30 Mart 2011 Çarşamba

-ki yazmaya susamışım-

Düşündüm de daha çok müstehzi.
Özgür ve müstehzi.

3 yorum:

Adsız dedi ki...

Alıntı ;
Hiç yalnız hissetmedim kendimi. Bir odada tek başıma kaldım, intiharın eşiğinde. Kendimi çok kötü hissettiğim oldu, ama hiçbir zaman birinin odaya girip kendimi daha iyi hissetmemi sağlayacağını düşünmedim. ya da birkaç kişinin. Başka bir deyişle, yalnızlık beni hiçbir zaman rahatsız etmemiştir, çünkü yalnız kalmaya doyamam. Ben kendimi insan dolu bir odada ya da tezahürat yapan seyircilerle dolu bir tribünde en yalnız hissederim.

Ibsen'den bir alıntı yapacağım: En güçlü insanlar genellikle yalnızdır.

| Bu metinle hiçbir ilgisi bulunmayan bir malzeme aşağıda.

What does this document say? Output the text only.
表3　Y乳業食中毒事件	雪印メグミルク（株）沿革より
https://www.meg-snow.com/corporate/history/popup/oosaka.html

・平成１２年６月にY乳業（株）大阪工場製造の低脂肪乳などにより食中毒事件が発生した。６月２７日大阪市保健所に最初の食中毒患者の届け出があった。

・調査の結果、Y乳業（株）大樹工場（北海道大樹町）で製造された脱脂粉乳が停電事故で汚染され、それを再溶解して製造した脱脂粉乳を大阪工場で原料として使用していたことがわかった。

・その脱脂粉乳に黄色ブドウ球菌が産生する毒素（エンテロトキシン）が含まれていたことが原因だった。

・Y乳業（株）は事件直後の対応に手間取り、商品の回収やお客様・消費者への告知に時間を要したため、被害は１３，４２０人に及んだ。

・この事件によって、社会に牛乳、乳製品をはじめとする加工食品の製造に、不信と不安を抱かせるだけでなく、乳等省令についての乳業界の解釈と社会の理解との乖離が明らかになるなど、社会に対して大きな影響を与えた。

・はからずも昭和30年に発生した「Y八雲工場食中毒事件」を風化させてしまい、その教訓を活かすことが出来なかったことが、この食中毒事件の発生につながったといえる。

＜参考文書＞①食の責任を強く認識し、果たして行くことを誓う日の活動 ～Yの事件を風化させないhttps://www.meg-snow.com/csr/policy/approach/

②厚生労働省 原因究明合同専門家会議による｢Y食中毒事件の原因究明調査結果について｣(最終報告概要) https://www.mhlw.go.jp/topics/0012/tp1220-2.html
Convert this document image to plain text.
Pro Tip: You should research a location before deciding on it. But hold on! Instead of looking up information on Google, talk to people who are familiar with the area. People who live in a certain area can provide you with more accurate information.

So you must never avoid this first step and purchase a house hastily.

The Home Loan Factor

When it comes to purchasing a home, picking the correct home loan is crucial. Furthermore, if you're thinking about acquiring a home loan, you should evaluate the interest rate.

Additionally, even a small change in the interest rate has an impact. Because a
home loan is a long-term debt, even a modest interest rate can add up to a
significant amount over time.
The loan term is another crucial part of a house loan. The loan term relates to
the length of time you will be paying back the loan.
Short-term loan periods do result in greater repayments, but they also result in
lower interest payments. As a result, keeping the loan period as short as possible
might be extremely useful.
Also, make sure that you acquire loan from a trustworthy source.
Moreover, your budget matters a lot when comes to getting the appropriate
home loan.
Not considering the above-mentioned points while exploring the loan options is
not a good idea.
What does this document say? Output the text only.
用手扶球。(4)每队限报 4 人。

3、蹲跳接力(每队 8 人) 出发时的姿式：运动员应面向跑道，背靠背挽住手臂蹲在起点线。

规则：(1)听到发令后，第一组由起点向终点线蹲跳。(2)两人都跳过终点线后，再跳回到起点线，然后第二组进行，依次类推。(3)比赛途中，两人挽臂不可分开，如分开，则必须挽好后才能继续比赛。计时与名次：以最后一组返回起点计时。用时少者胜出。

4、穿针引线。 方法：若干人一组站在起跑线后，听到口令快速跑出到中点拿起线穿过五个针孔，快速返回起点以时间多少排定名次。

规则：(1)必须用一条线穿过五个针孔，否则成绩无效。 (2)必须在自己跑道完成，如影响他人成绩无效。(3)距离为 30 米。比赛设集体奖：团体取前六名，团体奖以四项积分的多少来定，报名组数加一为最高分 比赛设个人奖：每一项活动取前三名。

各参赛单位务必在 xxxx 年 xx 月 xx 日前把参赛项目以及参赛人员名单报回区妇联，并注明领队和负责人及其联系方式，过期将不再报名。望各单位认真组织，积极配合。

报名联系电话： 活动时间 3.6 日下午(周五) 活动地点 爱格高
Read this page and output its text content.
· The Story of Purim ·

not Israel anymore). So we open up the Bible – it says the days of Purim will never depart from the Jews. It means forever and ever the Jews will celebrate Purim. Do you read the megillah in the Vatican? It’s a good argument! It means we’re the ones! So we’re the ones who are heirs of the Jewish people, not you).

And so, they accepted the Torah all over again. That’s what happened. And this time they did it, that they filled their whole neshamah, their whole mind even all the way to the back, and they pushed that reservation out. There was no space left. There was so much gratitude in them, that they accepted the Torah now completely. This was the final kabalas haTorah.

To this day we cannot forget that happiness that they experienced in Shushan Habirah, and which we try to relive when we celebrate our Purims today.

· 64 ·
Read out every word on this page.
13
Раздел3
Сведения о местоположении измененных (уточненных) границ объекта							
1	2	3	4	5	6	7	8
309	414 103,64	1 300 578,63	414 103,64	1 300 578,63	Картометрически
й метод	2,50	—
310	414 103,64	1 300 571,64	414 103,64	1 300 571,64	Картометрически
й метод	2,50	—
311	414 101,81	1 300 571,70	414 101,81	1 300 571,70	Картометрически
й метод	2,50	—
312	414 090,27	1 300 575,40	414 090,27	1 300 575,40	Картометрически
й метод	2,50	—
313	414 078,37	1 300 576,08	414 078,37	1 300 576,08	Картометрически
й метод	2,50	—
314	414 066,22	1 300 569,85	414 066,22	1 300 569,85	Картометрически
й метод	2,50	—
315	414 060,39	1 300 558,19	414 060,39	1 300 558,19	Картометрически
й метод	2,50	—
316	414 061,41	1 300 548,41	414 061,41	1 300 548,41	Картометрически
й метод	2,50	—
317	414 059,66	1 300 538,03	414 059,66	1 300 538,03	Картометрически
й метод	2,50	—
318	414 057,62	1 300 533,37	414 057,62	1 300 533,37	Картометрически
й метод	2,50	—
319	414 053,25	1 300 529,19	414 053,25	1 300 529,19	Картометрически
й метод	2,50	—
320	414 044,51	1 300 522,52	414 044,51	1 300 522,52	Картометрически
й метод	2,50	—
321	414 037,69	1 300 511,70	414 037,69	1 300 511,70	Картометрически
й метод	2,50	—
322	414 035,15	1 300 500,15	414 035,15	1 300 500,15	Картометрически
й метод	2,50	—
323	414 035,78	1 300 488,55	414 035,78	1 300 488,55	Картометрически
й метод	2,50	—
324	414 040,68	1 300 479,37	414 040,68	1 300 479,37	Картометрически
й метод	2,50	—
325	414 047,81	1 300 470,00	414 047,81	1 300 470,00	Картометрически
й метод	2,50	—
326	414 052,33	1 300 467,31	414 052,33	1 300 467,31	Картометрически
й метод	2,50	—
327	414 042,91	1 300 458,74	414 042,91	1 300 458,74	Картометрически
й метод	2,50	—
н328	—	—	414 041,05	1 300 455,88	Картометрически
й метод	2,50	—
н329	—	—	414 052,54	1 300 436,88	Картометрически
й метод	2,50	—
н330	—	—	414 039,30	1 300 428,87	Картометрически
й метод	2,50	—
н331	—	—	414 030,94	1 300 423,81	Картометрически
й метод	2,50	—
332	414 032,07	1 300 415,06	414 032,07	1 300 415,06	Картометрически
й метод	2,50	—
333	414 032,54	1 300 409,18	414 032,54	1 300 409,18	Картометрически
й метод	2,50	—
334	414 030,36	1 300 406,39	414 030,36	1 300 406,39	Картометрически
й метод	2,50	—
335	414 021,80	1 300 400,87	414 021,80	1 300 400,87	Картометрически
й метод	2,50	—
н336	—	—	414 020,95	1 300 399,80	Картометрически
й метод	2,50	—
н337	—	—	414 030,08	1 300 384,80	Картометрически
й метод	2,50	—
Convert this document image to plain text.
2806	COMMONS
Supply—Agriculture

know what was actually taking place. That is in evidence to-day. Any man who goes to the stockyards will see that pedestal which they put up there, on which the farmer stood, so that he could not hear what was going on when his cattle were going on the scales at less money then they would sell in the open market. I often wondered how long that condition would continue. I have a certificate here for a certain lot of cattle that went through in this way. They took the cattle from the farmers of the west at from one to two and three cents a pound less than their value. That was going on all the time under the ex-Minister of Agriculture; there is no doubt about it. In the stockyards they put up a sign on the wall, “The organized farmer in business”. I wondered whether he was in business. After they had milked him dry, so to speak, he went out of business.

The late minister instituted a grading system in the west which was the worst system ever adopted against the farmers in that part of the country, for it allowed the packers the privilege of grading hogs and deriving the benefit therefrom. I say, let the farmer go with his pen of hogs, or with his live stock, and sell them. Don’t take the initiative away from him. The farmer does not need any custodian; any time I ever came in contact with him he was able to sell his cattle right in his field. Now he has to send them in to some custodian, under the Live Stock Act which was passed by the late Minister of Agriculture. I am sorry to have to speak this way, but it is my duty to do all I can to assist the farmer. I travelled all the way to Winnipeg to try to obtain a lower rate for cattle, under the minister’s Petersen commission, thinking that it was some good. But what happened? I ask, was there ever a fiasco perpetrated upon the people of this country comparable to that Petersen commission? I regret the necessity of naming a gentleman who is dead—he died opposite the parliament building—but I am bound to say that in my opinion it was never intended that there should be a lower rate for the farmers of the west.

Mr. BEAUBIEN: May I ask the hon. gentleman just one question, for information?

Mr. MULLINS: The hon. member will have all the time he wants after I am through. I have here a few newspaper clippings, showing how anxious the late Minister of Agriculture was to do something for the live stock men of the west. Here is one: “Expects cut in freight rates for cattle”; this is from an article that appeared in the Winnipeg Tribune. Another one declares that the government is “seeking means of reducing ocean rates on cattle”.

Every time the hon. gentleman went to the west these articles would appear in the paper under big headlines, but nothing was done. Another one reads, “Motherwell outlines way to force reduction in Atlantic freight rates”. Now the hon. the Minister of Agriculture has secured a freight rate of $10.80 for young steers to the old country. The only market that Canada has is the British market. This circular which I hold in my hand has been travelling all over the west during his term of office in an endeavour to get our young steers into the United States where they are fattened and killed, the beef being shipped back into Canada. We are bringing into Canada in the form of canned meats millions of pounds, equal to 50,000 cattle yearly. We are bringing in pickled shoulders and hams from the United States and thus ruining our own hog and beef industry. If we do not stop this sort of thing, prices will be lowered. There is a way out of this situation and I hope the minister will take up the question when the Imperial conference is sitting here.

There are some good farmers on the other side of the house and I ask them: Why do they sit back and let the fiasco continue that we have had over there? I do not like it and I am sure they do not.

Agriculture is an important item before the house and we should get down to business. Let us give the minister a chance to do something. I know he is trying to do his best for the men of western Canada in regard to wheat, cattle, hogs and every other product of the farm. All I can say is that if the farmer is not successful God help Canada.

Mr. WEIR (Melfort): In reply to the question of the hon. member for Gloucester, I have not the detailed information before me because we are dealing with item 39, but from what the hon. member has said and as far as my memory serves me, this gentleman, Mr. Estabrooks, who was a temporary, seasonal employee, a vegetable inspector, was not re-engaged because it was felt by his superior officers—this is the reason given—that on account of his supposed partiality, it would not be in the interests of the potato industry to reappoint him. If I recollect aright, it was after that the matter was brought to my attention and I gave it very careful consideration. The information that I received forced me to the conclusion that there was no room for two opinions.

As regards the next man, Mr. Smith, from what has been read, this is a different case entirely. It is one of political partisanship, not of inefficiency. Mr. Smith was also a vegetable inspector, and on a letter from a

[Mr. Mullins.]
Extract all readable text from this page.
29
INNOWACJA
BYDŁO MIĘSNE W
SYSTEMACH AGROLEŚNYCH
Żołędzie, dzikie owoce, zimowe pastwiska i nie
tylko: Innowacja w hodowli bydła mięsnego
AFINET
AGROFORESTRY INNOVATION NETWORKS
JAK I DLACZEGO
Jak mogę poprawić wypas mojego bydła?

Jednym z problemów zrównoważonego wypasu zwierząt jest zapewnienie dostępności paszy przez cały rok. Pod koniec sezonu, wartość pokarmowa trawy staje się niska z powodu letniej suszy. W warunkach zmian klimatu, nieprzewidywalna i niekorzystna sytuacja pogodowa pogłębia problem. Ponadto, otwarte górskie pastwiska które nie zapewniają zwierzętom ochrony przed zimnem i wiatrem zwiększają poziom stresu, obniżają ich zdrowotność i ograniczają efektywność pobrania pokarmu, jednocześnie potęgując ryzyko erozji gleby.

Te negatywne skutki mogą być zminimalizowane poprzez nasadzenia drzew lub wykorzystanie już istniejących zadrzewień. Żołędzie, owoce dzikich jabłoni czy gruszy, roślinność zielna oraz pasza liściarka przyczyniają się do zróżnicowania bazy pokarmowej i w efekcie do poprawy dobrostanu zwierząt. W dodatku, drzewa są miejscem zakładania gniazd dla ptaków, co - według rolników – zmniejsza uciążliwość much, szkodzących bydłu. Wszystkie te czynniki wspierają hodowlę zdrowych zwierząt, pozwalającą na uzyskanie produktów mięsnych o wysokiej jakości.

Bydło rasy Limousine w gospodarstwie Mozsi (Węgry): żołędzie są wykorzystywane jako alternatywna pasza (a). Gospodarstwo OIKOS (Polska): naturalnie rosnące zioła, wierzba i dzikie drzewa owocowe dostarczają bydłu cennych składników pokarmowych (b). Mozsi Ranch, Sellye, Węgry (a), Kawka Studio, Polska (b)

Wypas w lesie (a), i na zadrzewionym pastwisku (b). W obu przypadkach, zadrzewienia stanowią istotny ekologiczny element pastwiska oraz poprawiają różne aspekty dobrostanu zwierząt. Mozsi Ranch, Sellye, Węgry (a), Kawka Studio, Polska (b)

Hiçbir zaman içimden, şuh bir sarışın içeri girip beni düzecek, taşaklarımı ovacak ve kendimi daha iyi hissedeceğim, diye geçirmedim. Hayır, onun hiçbir yararı olmaz. insanları bilirsin, Hey, Cuma akşamı, ne yapacağız? Burda kös kös oturacak mıyız? Evet, kesinlikle Hepsi bu. Milyonlarca insan adına özür dilerim, ama ben kendimi hiçbir zaman yalnız hissetmedim. Kendimden hoşnutum. Bildiğim en iyi eğlence kendimim. Biraz daha şarap içelim!

Charles Bukowski

Kaybedenler kulübü ve soundtrackleri kacırmamalısın.Nacizane onerimdir.

Adsız işte.

cansu dedi ki...

Gittim, beğendim.

Filmden çıkıp Ortaköye kadar yürüdüm. -ki bu aralar fena alışkanlık yaptı bu iş-

Bir söz takıldı oradan aklıma -bir yığının yanında- "insan kendinden ne kadar uzaklaşırsa kenine o kadar yakınlaşırmış". Doğru ama mümkünatsız buldum. Ne dersin?

cansu dedi ki...

Kadınlara verilmiş iki ceza; beklemek ve ummaktır diye yazmış Murathan Mungan.

Kendimi yazılarını bekler buluyorum. Sevinmeli mi buna yoksa üzülmeli mi ya da beklememeye mi çalışmalı kestiremiyorum. İşleri oluruna bırakacak kadar serinkanlı olmama rağmen tez canlı tarafım gizli gizli kontrol ediyor yorumları. Acaba yeni bir şey var mı? acaba ne kadar tanıyor beni? ne düşünüyor hakkımda? Acaba?